A year removed from being one of the worst teams in the NHL, the New Jersey Devils will be one of the hottest topics in the league this upcoming season.
After the Devils scintillating playoff run to the Stanley Cup Final, the Eastern Conference champion Devils will be playing in front of a national broadcast 13 times between NBC Sports and NBC Network, the league announced on Thursday.
New Jersey, who entered the playoffs this spring in fourth place in the Atlantic Division and sixth overall, didn’t play consistently on national television until the post-season, but that will change next season.
Seemingly every Sunday afternoon, NBC was filled with games including the Pittsburgh Penguins, Philadelphia Flyers and New York Rangers, but perhaps those tides will change when the 2012 season gets underway.
After all, the Devils did dismount the Flyers and Rangers, despite both teams receiving much higher ratings in the regular season, and both being heavy favorites in their respective playoff series’ against New Jersey.

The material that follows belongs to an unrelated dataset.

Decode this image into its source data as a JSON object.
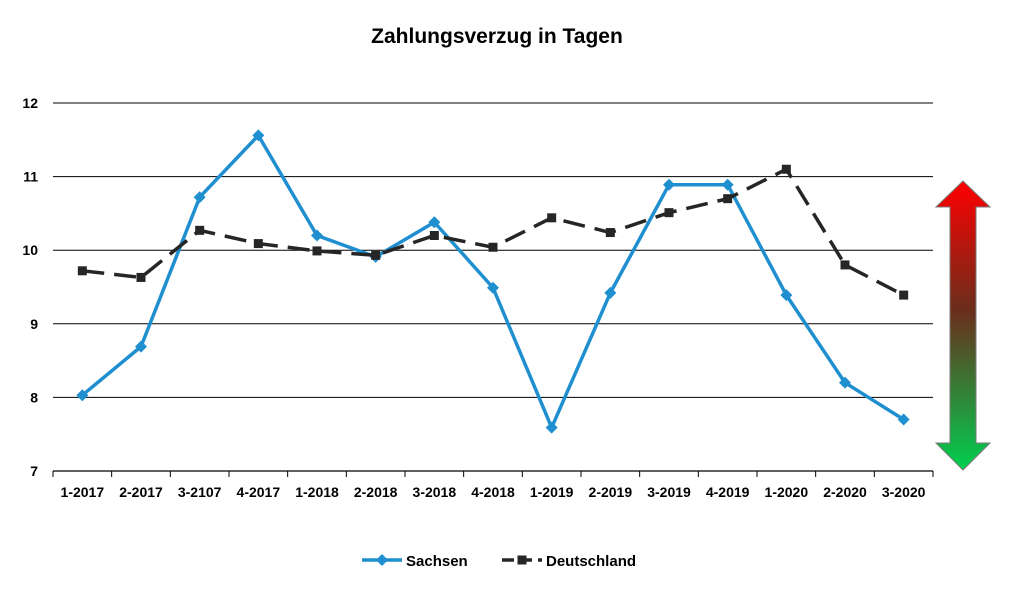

The move does make sense for the league. Throughout their playoff run, the Devils quickly became one of the most exciting teams to watch. With their fourth line scoring virtually every night and their forecheck out-working the top lines of the Flyers and Rangers, people grew accustomed to the Devils winning hockey games with authority.
And, of course, New Jersey did save its best hockey for those games that were nationally televised in May.
Perhaps the most intriguing match-up that will be broadcasted will be the Stanley Cup Final rematch with the Los Angeles Kings on Feb. 9. Finishing in a likewise second place would most notably be the Devils game against the Minnesota Wild on Nov. 11. Both of those games will be at Prudential Center and are subject to change with a lockout looming over the league.
New Jersey’s first game against the Rangers will be featured on Oct. 17 on NBC Sports.
Among other notable games, the Devils will play Pittsburgh on Nov. 3 and two games against the Flyers — home and away — on March 13 and Dec. 19, respectively.
The league may have fallen asleep on New Jersey in 2011, but it won’t happen again. With an aging goaltender who many believed was past his time, and an inexperienced team with a leader on his way out the door, there wasn’t much expected from the Devils. Now, all eyes will be on the team that stunned nearly everyone en route to a Prince of Wales Trophy.
If the playoffs are any type of indication, it might be better that way for New Jersey, who won 14 of their 24 post-season games this season.
The constant? They were all on national television.